(Wall Street Journal) -- The number of troubled U.S. homeowners who have been able to get their home-mortgage balances reduced remains small but is on the rise, according to a federal banking regulator.
More than 10,400 homeowners received principal reductions from their lenders in the first three months of the year, the Office of the Comptroller of the Currency said Wednesday in its quarterly “mortgage metrics” report. The total was up 5.4% from about 9,870 in the last quarter of 2011 and more than double around 4,800 in the first quarter of last year.
Banks are granting homeowners write-downs mainly if they hold those loans on their balance sheet. They typically do so for loans that are significantly “under water”–meaning that the homeowner owes far more on the property than the home is worth.
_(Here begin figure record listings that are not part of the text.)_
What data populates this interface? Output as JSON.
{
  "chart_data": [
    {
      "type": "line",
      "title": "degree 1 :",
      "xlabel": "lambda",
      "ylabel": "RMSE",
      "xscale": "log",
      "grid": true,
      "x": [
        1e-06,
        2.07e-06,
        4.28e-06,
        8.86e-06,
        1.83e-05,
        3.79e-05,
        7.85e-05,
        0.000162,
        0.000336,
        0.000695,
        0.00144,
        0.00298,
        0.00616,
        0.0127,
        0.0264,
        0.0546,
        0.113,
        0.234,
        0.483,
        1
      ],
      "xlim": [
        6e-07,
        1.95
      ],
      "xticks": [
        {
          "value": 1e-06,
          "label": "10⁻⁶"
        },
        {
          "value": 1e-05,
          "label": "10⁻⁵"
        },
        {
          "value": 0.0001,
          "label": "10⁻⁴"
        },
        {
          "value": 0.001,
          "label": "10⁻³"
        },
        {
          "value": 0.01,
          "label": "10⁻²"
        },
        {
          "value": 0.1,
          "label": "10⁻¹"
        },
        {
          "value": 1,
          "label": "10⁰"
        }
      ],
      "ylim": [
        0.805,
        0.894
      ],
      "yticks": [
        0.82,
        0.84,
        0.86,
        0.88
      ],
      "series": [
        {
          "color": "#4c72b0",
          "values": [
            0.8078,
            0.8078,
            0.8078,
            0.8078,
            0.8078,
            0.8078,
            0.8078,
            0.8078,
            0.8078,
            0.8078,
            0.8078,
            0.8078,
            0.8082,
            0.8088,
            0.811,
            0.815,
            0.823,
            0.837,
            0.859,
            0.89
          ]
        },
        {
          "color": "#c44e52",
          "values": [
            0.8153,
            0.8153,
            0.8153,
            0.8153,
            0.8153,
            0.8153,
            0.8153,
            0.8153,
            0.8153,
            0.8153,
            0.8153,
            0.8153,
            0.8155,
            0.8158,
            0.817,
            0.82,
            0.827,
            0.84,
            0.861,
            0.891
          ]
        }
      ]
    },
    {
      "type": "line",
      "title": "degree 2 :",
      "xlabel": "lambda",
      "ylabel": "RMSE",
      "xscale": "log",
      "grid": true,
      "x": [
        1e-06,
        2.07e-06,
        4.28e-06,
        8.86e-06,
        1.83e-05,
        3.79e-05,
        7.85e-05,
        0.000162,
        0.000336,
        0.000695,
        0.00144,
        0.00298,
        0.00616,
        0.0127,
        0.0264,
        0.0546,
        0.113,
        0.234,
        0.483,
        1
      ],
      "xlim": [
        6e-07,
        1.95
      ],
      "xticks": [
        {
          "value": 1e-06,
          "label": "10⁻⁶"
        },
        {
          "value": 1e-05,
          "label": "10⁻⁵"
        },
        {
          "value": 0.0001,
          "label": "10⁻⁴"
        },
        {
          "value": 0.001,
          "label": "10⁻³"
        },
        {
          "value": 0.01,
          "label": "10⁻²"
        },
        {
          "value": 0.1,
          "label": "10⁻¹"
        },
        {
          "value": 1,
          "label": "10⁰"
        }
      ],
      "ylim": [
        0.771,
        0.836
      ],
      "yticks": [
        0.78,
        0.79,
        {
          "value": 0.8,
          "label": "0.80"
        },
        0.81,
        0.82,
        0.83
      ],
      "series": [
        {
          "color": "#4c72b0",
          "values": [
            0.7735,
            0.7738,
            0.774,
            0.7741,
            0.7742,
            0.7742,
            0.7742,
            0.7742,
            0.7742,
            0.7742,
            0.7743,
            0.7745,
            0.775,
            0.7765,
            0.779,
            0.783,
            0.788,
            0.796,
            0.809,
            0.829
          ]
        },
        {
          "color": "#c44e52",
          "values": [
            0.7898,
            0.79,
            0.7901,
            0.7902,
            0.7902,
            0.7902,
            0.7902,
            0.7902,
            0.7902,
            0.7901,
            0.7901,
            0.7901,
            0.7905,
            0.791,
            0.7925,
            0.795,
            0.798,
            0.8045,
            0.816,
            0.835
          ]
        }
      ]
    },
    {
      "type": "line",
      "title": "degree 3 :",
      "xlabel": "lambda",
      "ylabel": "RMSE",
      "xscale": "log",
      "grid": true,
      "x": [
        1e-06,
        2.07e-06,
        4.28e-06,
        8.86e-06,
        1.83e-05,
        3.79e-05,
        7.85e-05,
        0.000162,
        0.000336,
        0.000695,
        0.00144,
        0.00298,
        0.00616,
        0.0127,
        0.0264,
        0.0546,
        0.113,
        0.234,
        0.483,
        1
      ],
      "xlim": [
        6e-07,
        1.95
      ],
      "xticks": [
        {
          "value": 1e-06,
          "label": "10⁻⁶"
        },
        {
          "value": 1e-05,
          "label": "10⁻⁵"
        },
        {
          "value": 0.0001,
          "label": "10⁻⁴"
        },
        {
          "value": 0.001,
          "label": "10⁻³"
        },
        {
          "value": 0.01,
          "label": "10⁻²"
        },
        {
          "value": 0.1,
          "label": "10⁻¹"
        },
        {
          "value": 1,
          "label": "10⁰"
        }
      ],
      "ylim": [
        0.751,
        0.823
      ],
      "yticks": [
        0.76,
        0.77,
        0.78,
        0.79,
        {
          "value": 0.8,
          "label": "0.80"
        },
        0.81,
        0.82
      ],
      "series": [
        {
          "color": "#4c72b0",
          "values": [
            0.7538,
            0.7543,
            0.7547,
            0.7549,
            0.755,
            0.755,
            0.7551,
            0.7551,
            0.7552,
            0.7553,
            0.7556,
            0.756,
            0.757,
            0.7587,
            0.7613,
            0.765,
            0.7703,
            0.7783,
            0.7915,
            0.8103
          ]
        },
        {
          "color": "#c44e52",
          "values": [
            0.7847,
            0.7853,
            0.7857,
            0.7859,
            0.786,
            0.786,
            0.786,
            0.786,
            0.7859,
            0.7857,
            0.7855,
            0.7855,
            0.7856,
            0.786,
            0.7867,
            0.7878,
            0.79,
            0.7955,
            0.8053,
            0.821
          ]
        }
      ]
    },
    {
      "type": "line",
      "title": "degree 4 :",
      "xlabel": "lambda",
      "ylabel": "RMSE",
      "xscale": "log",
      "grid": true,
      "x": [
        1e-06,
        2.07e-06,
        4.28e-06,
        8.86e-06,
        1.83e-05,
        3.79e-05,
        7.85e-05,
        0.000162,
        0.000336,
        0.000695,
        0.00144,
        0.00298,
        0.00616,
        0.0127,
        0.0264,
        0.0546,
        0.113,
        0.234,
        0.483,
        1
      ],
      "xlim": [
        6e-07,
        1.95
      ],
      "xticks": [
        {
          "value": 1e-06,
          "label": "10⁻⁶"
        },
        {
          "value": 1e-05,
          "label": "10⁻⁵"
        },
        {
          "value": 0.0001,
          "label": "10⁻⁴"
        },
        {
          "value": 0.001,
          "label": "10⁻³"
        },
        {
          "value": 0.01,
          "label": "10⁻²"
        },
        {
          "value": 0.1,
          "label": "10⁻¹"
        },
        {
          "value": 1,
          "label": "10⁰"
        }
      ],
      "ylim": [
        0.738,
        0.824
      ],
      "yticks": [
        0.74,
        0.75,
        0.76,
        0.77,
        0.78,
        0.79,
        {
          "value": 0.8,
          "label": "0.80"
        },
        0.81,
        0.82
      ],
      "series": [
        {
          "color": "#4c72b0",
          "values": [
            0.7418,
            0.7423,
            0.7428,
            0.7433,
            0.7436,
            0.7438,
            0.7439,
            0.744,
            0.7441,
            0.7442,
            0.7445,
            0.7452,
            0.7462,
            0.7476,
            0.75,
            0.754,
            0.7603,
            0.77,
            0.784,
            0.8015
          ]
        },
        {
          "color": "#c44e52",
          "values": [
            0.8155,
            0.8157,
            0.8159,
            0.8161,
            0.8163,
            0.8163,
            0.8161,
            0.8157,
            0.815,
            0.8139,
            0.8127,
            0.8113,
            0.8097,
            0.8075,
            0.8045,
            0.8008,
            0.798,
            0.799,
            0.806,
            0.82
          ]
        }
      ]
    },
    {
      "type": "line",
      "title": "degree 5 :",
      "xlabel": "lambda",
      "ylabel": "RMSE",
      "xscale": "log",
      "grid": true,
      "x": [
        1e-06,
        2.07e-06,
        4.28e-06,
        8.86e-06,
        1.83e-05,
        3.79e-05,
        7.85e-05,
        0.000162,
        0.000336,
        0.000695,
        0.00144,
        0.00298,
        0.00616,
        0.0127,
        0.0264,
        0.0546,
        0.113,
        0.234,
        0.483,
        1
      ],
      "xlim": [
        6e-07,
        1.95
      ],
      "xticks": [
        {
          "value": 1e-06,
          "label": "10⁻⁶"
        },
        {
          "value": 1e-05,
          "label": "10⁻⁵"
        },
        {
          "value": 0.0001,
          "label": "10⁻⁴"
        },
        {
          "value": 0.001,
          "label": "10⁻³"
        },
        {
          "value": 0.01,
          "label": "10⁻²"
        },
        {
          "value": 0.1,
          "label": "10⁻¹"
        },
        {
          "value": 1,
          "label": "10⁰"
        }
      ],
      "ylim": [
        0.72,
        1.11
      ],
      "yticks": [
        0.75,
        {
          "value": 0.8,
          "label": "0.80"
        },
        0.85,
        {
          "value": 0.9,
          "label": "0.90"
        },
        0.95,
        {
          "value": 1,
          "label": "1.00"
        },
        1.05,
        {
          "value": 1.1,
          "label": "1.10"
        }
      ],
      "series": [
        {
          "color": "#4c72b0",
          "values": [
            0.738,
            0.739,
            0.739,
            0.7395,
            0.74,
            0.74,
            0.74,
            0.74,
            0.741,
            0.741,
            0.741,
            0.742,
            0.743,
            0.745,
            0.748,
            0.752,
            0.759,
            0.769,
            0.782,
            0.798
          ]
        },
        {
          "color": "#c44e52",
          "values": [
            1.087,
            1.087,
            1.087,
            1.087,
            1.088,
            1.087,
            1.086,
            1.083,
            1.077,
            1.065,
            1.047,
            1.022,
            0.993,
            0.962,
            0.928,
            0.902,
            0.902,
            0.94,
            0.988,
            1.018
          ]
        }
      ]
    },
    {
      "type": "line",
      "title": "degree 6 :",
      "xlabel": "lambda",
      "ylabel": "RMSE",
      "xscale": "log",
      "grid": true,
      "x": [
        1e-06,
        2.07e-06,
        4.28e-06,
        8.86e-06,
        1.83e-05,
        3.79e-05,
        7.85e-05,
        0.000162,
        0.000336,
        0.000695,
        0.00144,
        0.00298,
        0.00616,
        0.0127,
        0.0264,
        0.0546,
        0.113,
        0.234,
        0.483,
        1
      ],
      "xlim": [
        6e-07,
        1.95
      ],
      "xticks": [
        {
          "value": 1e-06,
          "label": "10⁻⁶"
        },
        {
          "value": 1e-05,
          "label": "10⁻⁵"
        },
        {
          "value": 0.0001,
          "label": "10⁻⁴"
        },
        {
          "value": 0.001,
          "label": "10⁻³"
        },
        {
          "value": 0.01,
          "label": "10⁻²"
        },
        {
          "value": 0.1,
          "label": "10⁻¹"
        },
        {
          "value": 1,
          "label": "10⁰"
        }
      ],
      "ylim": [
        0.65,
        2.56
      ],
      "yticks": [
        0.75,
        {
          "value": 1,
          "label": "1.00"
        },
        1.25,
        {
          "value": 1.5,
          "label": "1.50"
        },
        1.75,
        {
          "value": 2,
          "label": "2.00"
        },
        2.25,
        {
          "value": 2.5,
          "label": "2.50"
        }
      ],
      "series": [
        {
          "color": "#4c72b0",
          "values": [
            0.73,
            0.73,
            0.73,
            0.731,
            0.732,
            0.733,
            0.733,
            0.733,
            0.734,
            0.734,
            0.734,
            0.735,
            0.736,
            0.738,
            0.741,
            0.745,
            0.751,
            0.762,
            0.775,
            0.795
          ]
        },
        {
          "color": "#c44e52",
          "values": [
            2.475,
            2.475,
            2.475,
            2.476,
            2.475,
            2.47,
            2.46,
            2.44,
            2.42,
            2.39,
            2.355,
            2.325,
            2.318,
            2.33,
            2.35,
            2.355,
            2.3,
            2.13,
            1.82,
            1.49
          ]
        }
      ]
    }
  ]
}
Banks aren’t permitted to grant principal reductions on loans sold to Fannie Mae and Freddie Mac, the federally controlled mortgage investors. The Obama administration at the start of this year offered new incentives to encourage Fannie and Freddie to allow write-downs, but their federal regulator has yet to decide whether to accept that offer.
Principal reductions made up 10.2% of all loan modifications completed in the first quarter, compared with 8.5% in the final quarter of last year and 3.0% in the first quarter of 2011, the regulator said.
Besides Fannie and Freddie, other government agencies including the Federal Housing Administration and Veterans Administration don’t grant principal write-downs.